Modified Mia. The windup last week took place in Chicago's all-but-unplayable Soldier Field. The stage was plant ed on the 10-yd. line. The crowd of 14,220 people curled back and up into the end-zone stands like one big paying claque. Yet there was not a heckle of complaint about the low-fi sound, and plenty of uproarious laughter at even her simplest lines. A whistle whined from the neighboring railway yard. "My God!" she cried. "It's got poifect pitch."

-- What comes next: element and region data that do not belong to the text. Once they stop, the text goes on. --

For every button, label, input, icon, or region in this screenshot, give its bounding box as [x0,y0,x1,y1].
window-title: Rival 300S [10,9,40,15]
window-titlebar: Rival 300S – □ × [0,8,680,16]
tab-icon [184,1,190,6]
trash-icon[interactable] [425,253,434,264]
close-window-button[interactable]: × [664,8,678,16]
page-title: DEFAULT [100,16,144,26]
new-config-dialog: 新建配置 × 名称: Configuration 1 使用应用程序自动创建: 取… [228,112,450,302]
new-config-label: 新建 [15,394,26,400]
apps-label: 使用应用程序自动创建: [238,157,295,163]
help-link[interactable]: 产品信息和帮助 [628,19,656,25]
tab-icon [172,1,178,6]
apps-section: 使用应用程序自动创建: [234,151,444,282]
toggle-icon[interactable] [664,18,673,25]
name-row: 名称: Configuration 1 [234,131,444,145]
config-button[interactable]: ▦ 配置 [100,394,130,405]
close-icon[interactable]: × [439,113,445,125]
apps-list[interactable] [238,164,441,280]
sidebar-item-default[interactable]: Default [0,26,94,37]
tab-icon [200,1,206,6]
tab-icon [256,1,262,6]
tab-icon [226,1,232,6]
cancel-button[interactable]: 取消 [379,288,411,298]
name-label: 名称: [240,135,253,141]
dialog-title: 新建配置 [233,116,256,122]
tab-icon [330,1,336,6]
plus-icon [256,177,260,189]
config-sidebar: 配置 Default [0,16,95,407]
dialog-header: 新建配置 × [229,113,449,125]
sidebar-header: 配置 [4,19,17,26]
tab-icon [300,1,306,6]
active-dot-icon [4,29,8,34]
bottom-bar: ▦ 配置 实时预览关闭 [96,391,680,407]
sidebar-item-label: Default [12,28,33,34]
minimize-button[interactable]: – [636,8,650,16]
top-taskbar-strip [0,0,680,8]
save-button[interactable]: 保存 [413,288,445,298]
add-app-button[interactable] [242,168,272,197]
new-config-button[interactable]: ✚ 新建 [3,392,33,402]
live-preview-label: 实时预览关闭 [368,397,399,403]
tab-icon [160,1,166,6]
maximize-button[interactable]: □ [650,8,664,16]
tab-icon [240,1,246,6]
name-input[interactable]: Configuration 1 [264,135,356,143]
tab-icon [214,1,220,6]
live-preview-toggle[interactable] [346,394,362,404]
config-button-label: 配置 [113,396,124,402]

Barbra couldn't sing a clinker either. Any Place I Hang My Hat Is Home brought tumult. He Touched Me touched everybody. Autumn Leaves, in French yet, wowed 'em, and People knocked 'em out. For encores she wailed her tearful Happy Days Are Here Again and, patting her bulging tummy, crooned Silent Night. And that was that. With thunderous cheers chasing her, Barbra tripped backstage to her house-trailer dressing room. There, in a symbolic act, her private hairdresser sheared her customary complicated coif into a modified Mia Farrow cut that Barbra could tend herself. Then she headed home in her chartered Aero Commander jet.

Home for a while will be a handsome rented beach house at Sands Point on Long Island Sound. After she unwinds, she will have to face up to hunting for larger winter quarters. She will also be taking instruction in natural childbirth. Inescapably, she frets constantly about herself. She admits that her private world is too small. She knows from nothing about Viet Nam or black power. About all she reads regularly are her own reviews and (since she made the best-dressed list) pertinent clips culled from Women's Wear Daily.

Royal Nightmare. Not much else has changed for Streisand since she became the Funny Girl. Success hasn't spoiled her. It hasn't even convinced her. She got rave reviews and an S.R.O. Funny Girl run in London, but she was nightmarishly maladroit when she met Princess Margaret. Arriving late at the receiving line, she apologized to Her Royal Highness: "I got screwed up." She still worries that her cult of followers will desert her. "Barbra," says her producer-actor husband, Elliott Gould, "is the kind of person who is hurt if her puppy walks past her."

If her picture is a hit, Streisand may finally become assured of her talent. To the Brooklyn girl who didn't see Manhattan until she was 14, the "something" she has always wanted is not to be simply a smash on the West End or Broadway. "To me, being really famous," she says, "is being a movie star."